Here is the problem:
\begin{eqnarray} \left(x^3-x^2y-2xy^2-x^2+8xy-6x\right) \leq0\\\end{eqnarray}
My attempt: First I isolated x, so that x is outside this equation:
\begin{eqnarray} \left(x(x^2-xy-2y^2-x+8y-6)\right) \leq 0\ \end{eqnarray}
Then, I'm trying to find the variables that can I modify, such that the equation can be simplify like this: \begin{eqnarray} \left(x(x^2-2xy+xy-2y^2-x+8y-6)\right) \leq 0\ \end{eqnarray}
Until this equation, I cannot go any further.
Can anybody help me to continue this problem and find its solution?

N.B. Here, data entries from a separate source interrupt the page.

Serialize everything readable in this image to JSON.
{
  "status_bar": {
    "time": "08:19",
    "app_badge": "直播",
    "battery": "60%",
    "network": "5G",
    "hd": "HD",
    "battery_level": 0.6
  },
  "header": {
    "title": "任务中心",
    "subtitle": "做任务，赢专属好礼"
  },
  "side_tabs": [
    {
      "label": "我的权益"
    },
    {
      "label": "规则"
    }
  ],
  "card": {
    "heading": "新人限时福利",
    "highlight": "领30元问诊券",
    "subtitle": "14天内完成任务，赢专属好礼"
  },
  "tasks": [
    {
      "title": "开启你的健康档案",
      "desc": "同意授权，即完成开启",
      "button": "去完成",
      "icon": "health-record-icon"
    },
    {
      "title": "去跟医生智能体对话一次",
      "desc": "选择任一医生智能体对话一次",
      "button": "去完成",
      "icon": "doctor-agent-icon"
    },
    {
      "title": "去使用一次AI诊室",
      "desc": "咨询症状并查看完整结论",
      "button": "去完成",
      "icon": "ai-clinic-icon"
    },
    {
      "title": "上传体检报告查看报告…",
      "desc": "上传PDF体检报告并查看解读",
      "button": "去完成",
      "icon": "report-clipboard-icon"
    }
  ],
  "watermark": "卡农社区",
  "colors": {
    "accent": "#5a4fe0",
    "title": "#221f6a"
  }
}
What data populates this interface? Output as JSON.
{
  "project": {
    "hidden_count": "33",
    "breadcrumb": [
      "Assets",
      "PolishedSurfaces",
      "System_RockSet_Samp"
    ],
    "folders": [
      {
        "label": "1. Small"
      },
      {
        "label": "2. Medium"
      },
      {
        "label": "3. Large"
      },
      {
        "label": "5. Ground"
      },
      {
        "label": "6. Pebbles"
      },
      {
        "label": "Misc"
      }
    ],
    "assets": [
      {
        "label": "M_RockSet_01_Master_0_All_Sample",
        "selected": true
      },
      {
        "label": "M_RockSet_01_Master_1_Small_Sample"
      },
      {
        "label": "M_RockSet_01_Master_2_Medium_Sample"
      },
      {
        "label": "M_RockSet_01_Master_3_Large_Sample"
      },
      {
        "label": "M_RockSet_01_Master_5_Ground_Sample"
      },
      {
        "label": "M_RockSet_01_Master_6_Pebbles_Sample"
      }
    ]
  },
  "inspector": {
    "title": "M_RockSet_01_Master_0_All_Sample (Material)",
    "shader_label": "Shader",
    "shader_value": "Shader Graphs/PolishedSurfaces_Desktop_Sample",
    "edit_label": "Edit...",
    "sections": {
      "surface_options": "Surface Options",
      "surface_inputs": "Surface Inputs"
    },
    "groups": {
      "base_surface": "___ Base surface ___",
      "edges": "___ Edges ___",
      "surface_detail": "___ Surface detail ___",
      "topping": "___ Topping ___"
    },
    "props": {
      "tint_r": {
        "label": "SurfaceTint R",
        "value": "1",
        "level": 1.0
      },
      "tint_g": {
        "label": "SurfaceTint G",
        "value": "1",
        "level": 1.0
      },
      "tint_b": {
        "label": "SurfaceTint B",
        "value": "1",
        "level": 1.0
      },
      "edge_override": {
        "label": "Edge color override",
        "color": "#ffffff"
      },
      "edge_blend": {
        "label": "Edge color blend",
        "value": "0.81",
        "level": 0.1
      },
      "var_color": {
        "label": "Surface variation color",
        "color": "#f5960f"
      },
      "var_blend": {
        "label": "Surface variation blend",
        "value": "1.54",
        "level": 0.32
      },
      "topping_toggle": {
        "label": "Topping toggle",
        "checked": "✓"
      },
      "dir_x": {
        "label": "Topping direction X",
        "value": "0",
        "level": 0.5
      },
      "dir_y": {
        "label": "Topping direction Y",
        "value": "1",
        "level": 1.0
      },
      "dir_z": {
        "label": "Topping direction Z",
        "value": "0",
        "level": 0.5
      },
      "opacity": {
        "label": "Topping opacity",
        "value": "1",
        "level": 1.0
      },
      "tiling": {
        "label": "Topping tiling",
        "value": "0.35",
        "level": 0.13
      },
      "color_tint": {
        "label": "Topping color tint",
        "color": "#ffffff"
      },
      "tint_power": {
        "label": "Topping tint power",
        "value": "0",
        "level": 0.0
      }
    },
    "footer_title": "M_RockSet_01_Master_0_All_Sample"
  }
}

And, also what is the easiest way to simplify this kind of this problem?
Thanks
Look for $a,b,c,d$ such that: $$x^2−xy−2y^2−x+8y−6 = (x+a y+b)(x+cy+d) \\ = x^2+(a+c)xy+(ac)y^2+(b+d)x+(ad+bc)y+bd$$
So solve: $\left[\begin{array}{rcl}a+c&=&-1\\ac&=&-2\\b+d&=&-1\\ad+bd&=&+8\\bd&=&-6\end{array}\right] \implies a= 1,b=-3, c=-2, d=2$
$$\therefore x^2−xy−2y^2−x+8y−6 = (x+ y-3)(x-2y+2)$$